Fifty-seven people from 16 different countries became naturalized French citizens at a ceremony at the Consulate General of France in New York.
Who said, and on what occasion, that “Our country is not a nation founded on blood, but on shared values”? And who celebrated the “diversity of origins” of new citizens at their naturalization ceremony? Anyone would be forgiven for thinking it was at one of the collective sessions in the United States during which a judge welcomes new U.S. citizens. But this homage to diversity was actually paid by Anne-Claire Legendre, consul general of France, as she honored the new citizenships of 57 people from 16 different countries including the U.S.A., Switzerland, Burkina Faso, Latvia, Morocco, Columbia, and Argentina.

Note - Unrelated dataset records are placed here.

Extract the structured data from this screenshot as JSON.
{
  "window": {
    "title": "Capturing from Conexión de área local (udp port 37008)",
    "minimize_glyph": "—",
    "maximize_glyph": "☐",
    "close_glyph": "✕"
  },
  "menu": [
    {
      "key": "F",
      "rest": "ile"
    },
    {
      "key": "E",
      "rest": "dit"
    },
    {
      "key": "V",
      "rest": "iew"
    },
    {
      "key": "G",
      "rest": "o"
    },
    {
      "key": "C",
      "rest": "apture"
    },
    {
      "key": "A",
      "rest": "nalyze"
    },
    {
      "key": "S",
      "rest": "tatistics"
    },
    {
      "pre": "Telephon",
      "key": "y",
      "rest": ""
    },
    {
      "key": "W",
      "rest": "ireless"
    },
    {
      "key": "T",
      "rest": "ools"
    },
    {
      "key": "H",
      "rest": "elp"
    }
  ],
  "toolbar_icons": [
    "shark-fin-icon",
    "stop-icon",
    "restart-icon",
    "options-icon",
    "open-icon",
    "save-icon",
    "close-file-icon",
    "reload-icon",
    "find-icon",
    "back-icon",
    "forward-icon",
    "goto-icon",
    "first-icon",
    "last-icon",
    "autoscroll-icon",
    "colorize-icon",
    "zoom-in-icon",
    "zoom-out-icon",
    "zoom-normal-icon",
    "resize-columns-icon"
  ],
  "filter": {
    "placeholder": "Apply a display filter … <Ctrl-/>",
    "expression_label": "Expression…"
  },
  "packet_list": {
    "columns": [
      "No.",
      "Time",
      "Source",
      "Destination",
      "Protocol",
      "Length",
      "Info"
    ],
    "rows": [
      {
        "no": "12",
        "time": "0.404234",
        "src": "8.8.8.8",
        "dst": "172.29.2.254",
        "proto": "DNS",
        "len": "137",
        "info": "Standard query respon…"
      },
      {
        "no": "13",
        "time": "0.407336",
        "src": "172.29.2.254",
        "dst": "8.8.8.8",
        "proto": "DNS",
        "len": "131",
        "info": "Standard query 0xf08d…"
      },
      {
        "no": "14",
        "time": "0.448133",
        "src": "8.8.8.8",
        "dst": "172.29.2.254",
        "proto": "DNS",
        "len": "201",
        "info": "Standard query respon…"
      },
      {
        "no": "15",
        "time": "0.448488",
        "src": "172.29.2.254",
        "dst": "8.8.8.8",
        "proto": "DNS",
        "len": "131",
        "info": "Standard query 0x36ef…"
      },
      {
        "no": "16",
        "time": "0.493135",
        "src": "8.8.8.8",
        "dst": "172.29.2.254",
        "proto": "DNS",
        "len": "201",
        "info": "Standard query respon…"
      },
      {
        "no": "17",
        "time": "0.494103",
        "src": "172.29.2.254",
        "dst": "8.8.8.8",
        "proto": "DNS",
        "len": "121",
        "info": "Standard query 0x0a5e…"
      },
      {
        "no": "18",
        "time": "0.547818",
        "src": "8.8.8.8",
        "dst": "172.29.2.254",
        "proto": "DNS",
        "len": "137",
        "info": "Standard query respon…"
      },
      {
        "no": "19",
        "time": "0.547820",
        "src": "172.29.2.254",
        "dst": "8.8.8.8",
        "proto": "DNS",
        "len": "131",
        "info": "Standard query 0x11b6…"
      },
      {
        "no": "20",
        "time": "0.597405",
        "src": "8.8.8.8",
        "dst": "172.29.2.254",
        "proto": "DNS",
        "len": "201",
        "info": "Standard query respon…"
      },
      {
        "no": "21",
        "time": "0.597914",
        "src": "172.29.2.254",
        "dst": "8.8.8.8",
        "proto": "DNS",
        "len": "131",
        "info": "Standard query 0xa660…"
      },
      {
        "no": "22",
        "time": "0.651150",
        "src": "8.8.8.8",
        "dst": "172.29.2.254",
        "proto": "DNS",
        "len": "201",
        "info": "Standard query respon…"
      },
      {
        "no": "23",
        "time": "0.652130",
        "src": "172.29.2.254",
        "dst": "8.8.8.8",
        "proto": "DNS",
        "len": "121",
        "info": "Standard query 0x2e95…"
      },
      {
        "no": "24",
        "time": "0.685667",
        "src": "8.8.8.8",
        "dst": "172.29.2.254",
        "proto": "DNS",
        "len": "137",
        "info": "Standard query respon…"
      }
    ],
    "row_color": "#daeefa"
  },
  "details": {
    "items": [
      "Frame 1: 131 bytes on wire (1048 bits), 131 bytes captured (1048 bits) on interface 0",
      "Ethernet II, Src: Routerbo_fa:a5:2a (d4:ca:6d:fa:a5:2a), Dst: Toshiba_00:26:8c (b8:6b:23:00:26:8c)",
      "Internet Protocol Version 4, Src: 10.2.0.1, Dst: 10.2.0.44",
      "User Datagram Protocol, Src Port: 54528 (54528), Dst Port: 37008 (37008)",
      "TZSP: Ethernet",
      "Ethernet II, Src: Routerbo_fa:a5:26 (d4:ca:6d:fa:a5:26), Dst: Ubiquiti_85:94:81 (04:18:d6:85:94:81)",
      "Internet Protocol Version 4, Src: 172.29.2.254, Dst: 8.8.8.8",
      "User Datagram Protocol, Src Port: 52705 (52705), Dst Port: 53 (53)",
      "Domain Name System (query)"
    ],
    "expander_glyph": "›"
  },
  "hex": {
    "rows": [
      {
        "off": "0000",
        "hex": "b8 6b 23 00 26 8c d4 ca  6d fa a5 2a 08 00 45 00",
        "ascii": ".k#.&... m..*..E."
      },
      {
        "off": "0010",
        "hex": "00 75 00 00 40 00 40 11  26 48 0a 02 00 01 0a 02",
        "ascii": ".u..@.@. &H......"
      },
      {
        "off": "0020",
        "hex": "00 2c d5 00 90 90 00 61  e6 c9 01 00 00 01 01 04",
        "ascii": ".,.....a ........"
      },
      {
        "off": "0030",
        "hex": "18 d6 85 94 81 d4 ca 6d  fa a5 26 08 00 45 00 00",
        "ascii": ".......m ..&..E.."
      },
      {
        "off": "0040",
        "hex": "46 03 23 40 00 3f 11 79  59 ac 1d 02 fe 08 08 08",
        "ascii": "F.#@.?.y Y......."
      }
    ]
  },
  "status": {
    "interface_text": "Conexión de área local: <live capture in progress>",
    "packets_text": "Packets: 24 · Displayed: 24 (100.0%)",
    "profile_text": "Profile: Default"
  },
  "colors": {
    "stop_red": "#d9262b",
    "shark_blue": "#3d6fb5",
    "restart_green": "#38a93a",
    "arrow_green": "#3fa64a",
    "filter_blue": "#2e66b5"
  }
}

In a sort of role reversal, France is now quicker to grant citizenship than in the past, regardless of the basis or source of the request (provided it is legal), while Trump’s America seems to be increasingly fearful of this diversity. But are these sustainable trends? It is hard to know, as in both France and the United States — two countries founded on the principle of nationality by birth, or jus soli — the law changes constantly to include greater restrictions or openness based on public opinion and governments. Regardless of the different views on the matter, France is no longer Gallic nor Christian, just as the U.S.A. is no longer white. Diversity cannot be stopped. The Consulate of France in New York intelligently chose to celebrate it, and Trump supporters are bigoted enough to deplore it. And too bad for them.
There was one fly in the ointment, however. Having been naturalized twice, as both a French and an American citizen, I find the French ceremony still lacks the solemnity of the equivalent U.S. rite and its pledge of allegiance to the Constitution. But it must also be said that the everchanging nature of the French Constitution prevents anything of the sort.